- Born: June 19, 1941
- Died: January 6, 1993 (aged 51)
- Occupation: nurse leader
- Known for: Shaping the nursing response to HIV infection and AIDS in the UK

= Richard Wells (nurse) =

British health care administrator (1941–1993)

Malcolm William James Richard Wells, (19 June 1941 – 6 January 1993), commonly known as Richard J. Wells, was a British nurse, nursing adviser and health care administrator. He was noted for being at the forefront of contributions to Aids nursing.

== Early life ==
Wells was born in South Africa during World War II. He spent time working in a family business in Leeds and then trained in psychiatric nursing.

== Career ==
Wells' career in nursing was largely based at the Royal Marsden Hospital, which he joined in 1977 and where he held various positions, including Director of the Marie Curie Rehabilitation Centre. He was awarded a Florence Nightingale fellowship to study in America in 1981.

Wells advocated for cancer patients to know their prognosis and supported the use of complementary therapies in holistic care.

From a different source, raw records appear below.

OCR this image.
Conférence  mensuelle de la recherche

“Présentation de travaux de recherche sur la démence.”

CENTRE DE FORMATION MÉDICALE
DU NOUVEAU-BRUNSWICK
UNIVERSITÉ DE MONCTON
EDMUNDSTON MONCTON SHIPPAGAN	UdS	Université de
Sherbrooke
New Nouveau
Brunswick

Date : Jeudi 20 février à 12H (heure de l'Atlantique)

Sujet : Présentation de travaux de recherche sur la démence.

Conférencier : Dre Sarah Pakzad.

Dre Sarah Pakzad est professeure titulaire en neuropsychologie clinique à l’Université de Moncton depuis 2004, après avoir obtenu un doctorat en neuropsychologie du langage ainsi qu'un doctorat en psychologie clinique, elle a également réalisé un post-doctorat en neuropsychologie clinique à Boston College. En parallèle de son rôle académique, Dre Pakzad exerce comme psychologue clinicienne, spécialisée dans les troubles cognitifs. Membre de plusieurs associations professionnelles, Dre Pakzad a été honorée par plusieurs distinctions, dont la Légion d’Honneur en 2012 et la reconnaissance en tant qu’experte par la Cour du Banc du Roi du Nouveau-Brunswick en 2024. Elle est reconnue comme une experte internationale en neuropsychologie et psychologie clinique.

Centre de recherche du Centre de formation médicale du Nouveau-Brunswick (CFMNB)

He served as a consultant to a host of organizations, including the World Health Organization, the International Union Against Cancer, the International Council of Nurses and the European Oncology Society.

In the early 1980s, Wells helped to care for people with early cases of AIDS, including Terrence Higgins. He began to work with colleagues to lobby for awareness of HIV and Aids and improvements in care and was known for saying in regards to nursing that "if we get it right for Aids we've got it right for everybody".

As Oncology Nursing Adviser at the Royal College of Nursing, and as the first nurse member of the government expert advisory group on Aids appointed in 1985, Wells helped shape the nursing response to HIV infection and AIDS in the UK.

Wells featured in Bright Eyes, a documentary about Aids broadcast in 1984, as an expert on Aids and nursing. He travelled the UK to educate people about Aids, work to dispel "AIDS paranoia" and encourage people to use condoms to prevent the spread of Aids. Wells also discussed the problems faced by nurses with Aids and discrimination within the nursing profession.

Wells was made a Fellow of the Royal College of Nursing in 1987.

In 1991, Wells spoke of the possibility if a future where people with Aids might be rehabilitated, and publicly announced that he had Aids.

== Death and commemoration ==
Wells died as a result of complications from Aids in London in January 1993, with his long term partner Stephen beside him. He was remembered as an "Aids nursing pioneer".

In 1999, Wells was recognised as one of the Nursing Standard's "Nurses of the Millennium". An award in his name funded travel for a winning nurse to attend the Association of Nurses Aids Care Conference.

The Richard Wells Research Centre at West London University is named in his honour.

Ruth Sims, executive of Mildmay International, cited Wells as a key influence and supporter in her career.